Al Araf juga menilai anggapan bahwa anggapan kasus sudah selesai dari pihak pemerintah seperti Kementerian Kesehatan (Kemenkes) dan Badan Pengawas Obat dan Makanan (BPOM) merupakan sikap yang melukai korban. Korban yang tidak bisa sembuh seperti sedia kala dan harus menjalani berbagai perawatan menjadi tanda masih berlangsungnya kasus.
"Saya melihat pemerintah lari dari ini. Pemerintah atau BPOM menganggap kasus ini sudah selesai, itu melukai korban. Setiap hari korban masih bolak balik rumah sakit untuk cek dan merawat anaknya, itu nggak bisa dipandang sebagai sebuah kasus selesai," paparnya.
Menurut Al Araf, penting bagi negara untuk memastikan hak atas kesehatan masyarakat bisa terpenuhi. Hal itu merupakan state responsibility yang harus dipenuhi.

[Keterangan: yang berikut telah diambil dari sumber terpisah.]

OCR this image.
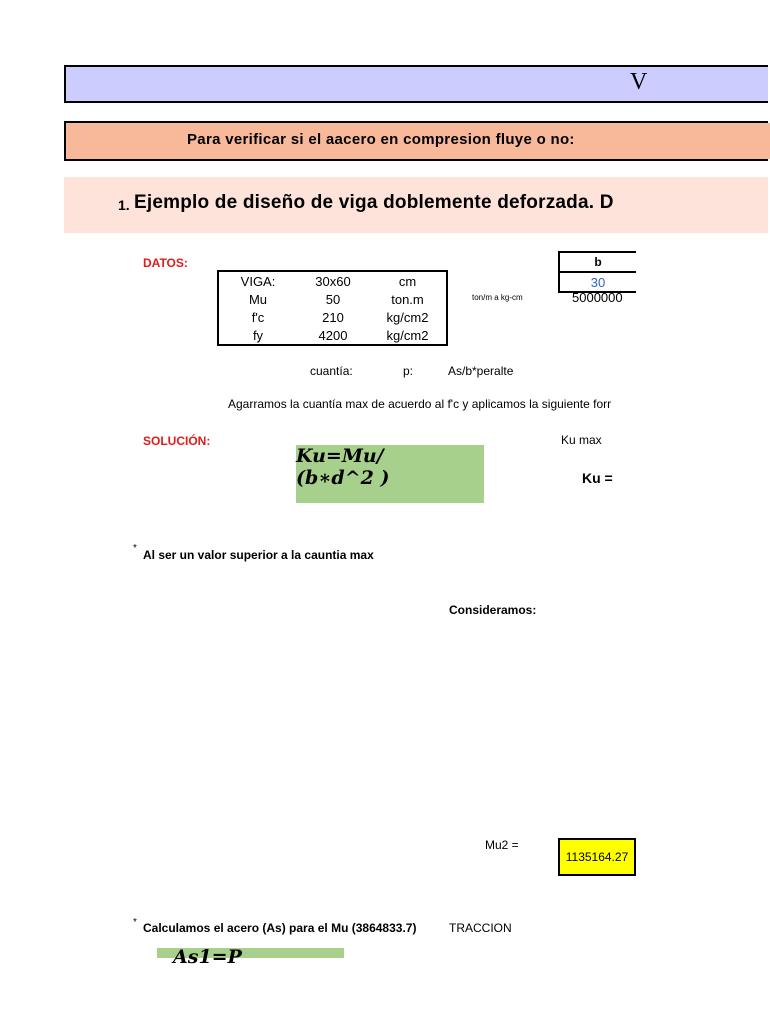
V
Para verificar si el aacero en compresion fluye o no:
1. Ejemplo de diseño de viga doblemente deforzada. D
DATOS:
VIGA:	30x60	cm
Mu	50	ton.m
f'c	210	kg/cm2
fy	4200	kg/cm2
ton/m a kg-cm	5000000
b
30
cuantía:	p:	As/b*peralte
Agarramos la cuantía max de acuerdo al f'c y aplicamos la siguiente forr
SOLUCIÓN:
Ku=Mu/
(b∗d^2 )
Ku max
Ku =
* Al ser un valor superior a la cauntia max
Consideramos:
Mu2 =
1135164.27
* Calculamos el acero (As) para el Mu (3864833.7)	TRACCION
As1=P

Ia menyebutkan bahwa Kemenkes dan BPOM seharusnya turun langsung melihat korban. Upaya ini diperlukan agar pihak terkait bisa menemukan realitas yang sesungguhnya terjadi.
"Seharusnya Kemenkes dan BPOM turun ke Rumah Sakit Umum Pusat Nasional dr. Cipto Mangunkusumo (RSCM) untuk melihat realitas langsung dan berkomitmen dalam rangka melakukan perawatan intensif untuk korban. Ini harus dilakukan secara kontinu oleh negara," jelasnya.

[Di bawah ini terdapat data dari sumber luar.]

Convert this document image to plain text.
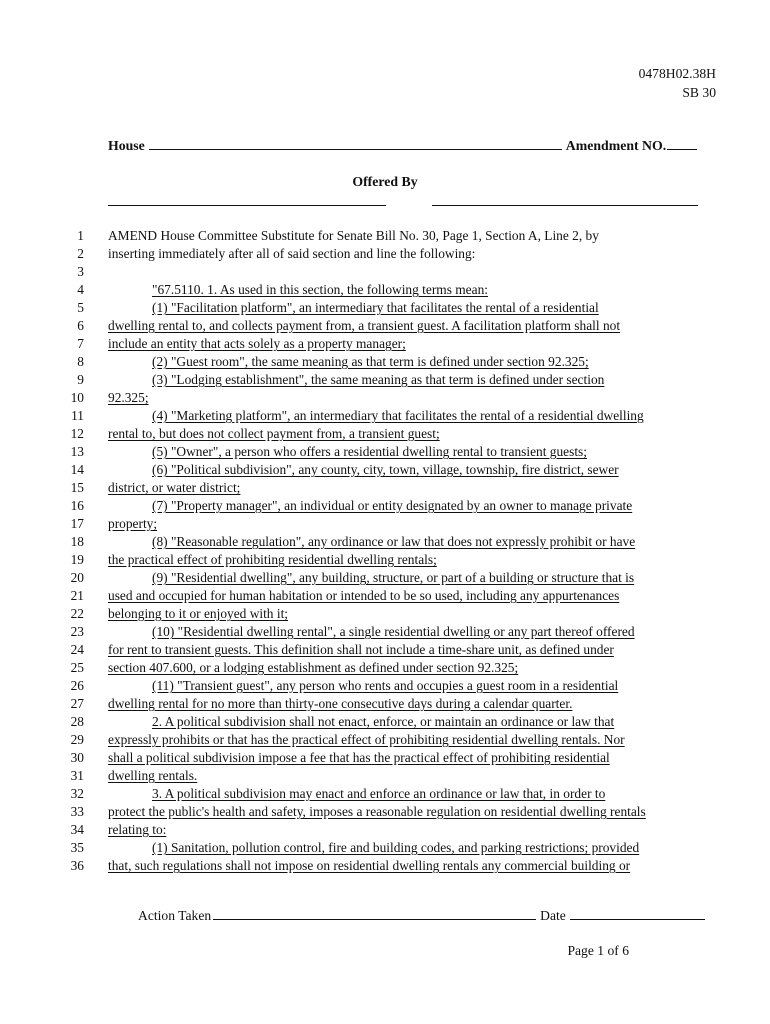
0478H02.38H
SB 30
House	Amendment NO.
Offered By
1 AMEND House Committee Substitute for Senate Bill No. 30, Page 1, Section A, Line 2, by
2 inserting immediately after all of said section and line the following:
3
4	"67.5110. 1. As used in this section, the following terms mean:
5	(1) "Facilitation platform", an intermediary that facilitates the rental of a residential
6 dwelling rental to, and collects payment from, a transient guest. A facilitation platform shall not
7 include an entity that acts solely as a property manager;
8	(2) "Guest room", the same meaning as that term is defined under section 92.325;
9	(3) "Lodging establishment", the same meaning as that term is defined under section
10 92.325;
11	(4) "Marketing platform", an intermediary that facilitates the rental of a residential dwelling
12 rental to, but does not collect payment from, a transient guest;
13	(5) "Owner", a person who offers a residential dwelling rental to transient guests;
14	(6) "Political subdivision", any county, city, town, village, township, fire district, sewer
15 district, or water district;
16	(7) "Property manager", an individual or entity designated by an owner to manage private
17 property;
18	(8) "Reasonable regulation", any ordinance or law that does not expressly prohibit or have
19 the practical effect of prohibiting residential dwelling rentals;
20	(9) "Residential dwelling", any building, structure, or part of a building or structure that is
21 used and occupied for human habitation or intended to be so used, including any appurtenances
22 belonging to it or enjoyed with it;
23	(10) "Residential dwelling rental", a single residential dwelling or any part thereof offered
24 for rent to transient guests. This definition shall not include a time-share unit, as defined under
25 section 407.600, or a lodging establishment as defined under section 92.325;
26	(11) "Transient guest", any person who rents and occupies a guest room in a residential
27 dwelling rental for no more than thirty-one consecutive days during a calendar quarter.
28	2. A political subdivision shall not enact, enforce, or maintain an ordinance or law that
29 expressly prohibits or that has the practical effect of prohibiting residential dwelling rentals. Nor
30 shall a political subdivision impose a fee that has the practical effect of prohibiting residential
31 dwelling rentals.
32	3. A political subdivision may enact and enforce an ordinance or law that, in order to
33 protect the public's health and safety, imposes a reasonable regulation on residential dwelling rentals
34 relating to:
35	(1) Sanitation, pollution control, fire and building codes, and parking restrictions; provided
36 that, such regulations shall not impose on residential dwelling rentals any commercial building or
Action Taken	Date
Page 1 of 6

Menurutnya, negara tidak boleh menutupi persoalan ini. Semua harus dibuka secara terang benderang, terutama siapa yang bertanggungjawab. Seluruh pihak harus dicek satu persatu sehingga komitmen pemerintah harus tegas, bahkan hingga jangka panjang terutama dalam memberikan perawatan bagi korban.
Ia menuntut Presiden Joko Widodo dan Dewan Perwakilan Rakyat (DPR) untuk melihat korban yang jumlahnya tidak sedikit.

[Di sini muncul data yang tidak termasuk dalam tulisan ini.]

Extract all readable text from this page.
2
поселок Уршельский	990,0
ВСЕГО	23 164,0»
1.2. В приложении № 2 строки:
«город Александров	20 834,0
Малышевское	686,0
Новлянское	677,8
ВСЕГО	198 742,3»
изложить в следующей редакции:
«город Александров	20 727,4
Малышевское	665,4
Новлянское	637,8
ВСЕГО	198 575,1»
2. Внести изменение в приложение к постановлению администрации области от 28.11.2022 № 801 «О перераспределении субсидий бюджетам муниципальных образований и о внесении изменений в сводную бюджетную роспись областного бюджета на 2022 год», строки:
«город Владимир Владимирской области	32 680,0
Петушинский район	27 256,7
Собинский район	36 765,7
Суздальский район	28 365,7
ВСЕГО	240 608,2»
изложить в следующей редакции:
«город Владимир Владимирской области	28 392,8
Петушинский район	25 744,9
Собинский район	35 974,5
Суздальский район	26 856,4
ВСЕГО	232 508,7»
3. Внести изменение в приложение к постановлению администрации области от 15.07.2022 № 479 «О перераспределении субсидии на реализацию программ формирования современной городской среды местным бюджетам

"Wakil rakyat bekerja untuk menyampaikan aspirasi rakyat. Komisi kesehatan tidak boleh diam, harus proaktif untuk memastikan hak kesehatan masyrakat terjamin. Aneh sekali kalau wakil rakyat tidak turun untuk mendesak pemerintah bertanggungjawab," lanjutnya.
Al Araf menyebut bahwa audit BPOM diperlukan. Pembentukan panitia khusus oleh DPR menjadi langkah yang bisa diambil. Ini bisa menunjukkan adanya upaya serius dalam penanganan kasus gagal ginjal akut.
Akuntabilitas dalam penanganan kasus diperlukan. Al Araf menyebut pemgusutan diperlukan agar seluruh masyarakat bisa mendapat rasa aman dalam berobat. Menurutnya, kasus ini berdampak pada adanya ketenangan dan rasa amana yabg terganggu dalam mengkonsumsi obat di kalangan masyarakat.
"Ini bukan buat keluarga korban saja, tapi masyarakat Indonesia untuk mendapat kepastian bahwa kita mendapat ketenangan berobat. Perjuangan ibu bapak korban bukan hanya untuk dia, tapi juga memastikan tata sistem kesehatan kita bisa menjamin kesehatan secara penuh," pungkasnya.